The Glorious, Glam-Rock Heartbreak of a Man Who Knows His Wild-Eyed Infatuation is a Total Disaster.
If there is one name that epitomizes the dramatic, chaotic, and utterly brilliant excess of British Glam Rock, it is Roy Wood. The mastermind behind The Move and co-founder of the legendary Electric Light Orchestra (ELO), Wood burst forth in 1972 with his new creation, Wizzard, a band less concerned with string quartets and more interested in a theatrical, joyous racket. Their debut album, the magnificent beast known as Wizzard Brew, released in the UK in May 1973, was a polarizing work of genius. It was an audacious, sprawling double LP of rock-and-roll maximalism, featuring extended, free-form jazz freak-outs sitting right next to perfect pop pastiches.
It is on this eccentric album that we find “Gotta Crush (About You),” a track that serves as a three-minute flash of pure, unadulterated 1950s rock-and-roll nostalgia, shot through with Wizzard’s signature anarchic energy. As an album track, “Gotta Crush (About You)” was not released as a standalone single in the UK, meaning it holds no chart position of its own. The album it belonged to, Wizzard Brew, was a modest success by Wizzard’s standards, peaking at No. 29 on the UK Albums Chart, overshadowed by the band’s massive, chart-topping singles of the era, such as “See My Baby Jive” and “Angel Fingers.”

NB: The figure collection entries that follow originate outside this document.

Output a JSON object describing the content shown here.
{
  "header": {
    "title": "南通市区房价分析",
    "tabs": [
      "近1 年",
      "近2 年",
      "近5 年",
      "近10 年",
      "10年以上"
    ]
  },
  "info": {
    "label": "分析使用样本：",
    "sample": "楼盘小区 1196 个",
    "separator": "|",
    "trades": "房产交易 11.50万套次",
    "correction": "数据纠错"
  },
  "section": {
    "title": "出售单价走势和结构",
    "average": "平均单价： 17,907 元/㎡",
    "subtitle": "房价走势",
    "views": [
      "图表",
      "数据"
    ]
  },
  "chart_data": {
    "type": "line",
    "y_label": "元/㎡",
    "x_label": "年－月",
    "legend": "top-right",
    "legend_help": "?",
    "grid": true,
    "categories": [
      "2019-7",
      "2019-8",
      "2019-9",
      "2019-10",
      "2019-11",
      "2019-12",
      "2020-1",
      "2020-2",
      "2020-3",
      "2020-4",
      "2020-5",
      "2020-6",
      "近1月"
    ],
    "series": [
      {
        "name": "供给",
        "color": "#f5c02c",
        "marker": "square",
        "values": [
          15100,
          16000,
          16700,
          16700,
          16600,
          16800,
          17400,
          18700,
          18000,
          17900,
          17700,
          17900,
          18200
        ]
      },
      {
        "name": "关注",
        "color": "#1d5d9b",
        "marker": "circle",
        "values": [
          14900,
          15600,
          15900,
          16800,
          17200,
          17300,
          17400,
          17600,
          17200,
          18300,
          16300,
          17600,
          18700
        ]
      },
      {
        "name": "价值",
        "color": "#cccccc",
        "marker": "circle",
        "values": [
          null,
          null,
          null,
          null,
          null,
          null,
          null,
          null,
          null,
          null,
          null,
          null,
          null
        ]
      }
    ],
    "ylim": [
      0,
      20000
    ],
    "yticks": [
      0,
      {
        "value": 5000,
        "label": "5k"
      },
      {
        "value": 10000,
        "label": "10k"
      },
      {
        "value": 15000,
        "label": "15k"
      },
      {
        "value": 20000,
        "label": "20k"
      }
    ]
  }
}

Yet, this overlooked gem tells a richer, more human story than many of the grander, polished hits of the era. The song is a straightforward, gut-punch confession of desperate infatuation. It is a time-machine song, where Roy Wood—a lifelong fan of 1950s rock and doo-wop—fully adopts a swaggering, early rock idol persona, complete with a throaty, Elvis-esque vocal delivery. The narrator is utterly consumed by a young woman. She is beautiful, desirable, and, crucially, utterly unavailable or unsuitable. The drama lies in the raw honesty of the character’s struggle: he is trying to play it cool, to act like a slick rocker, but the overwhelming force of his feeling—his “crush”—renders him ridiculous and vulnerable. The lyrics are sparse, driving straight to the point of his obsession: “Got a crush, baby / Got a crush ’bout you / And I don’t know / What to do.”
The meaning of the track transcends its simple, vintage rock trappings. It’s a heartfelt ode to the glorious, ridiculous, and often painful experience of unrequited or impossible longing that every person of a certain age can recall with a nostalgic ache. The ‘crush’ isn’t just a fleeting teenage fancy; it’s the kind of intense, all-consuming desire that makes an otherwise rational adult feel like an awkward, stammering schoolboy again. It’s the realization that true passion, no matter how old you are, can strip away all pretense and leave you exposed.
For those of us who came of age with the shimmering absurdity of Glam Rock, this song is a potent memory jogger. It evokes the spirit of a time when music didn’t have to choose between genuine emotion and theatrical spectacle. It’s the sound of a perfectly constructed three-minute single, buried on an experimental rock behemoth, a glorious contradiction that perfectly captures the heart of Roy Wood’s genius. It’s the sound of a grown man—or at least a flamboyant rock star—admitting, in a blast of fuzzy, chaotic instrumentation and a powerful, almost desperate rock-and-roll beat, that when it comes to her, he’s utterly, hopelessly lost. It’s a beautifully honest glimpse beneath the makeup and glitter, proving that even the wildest Wizzard had a soft spot for the oldest heartbreak in the book.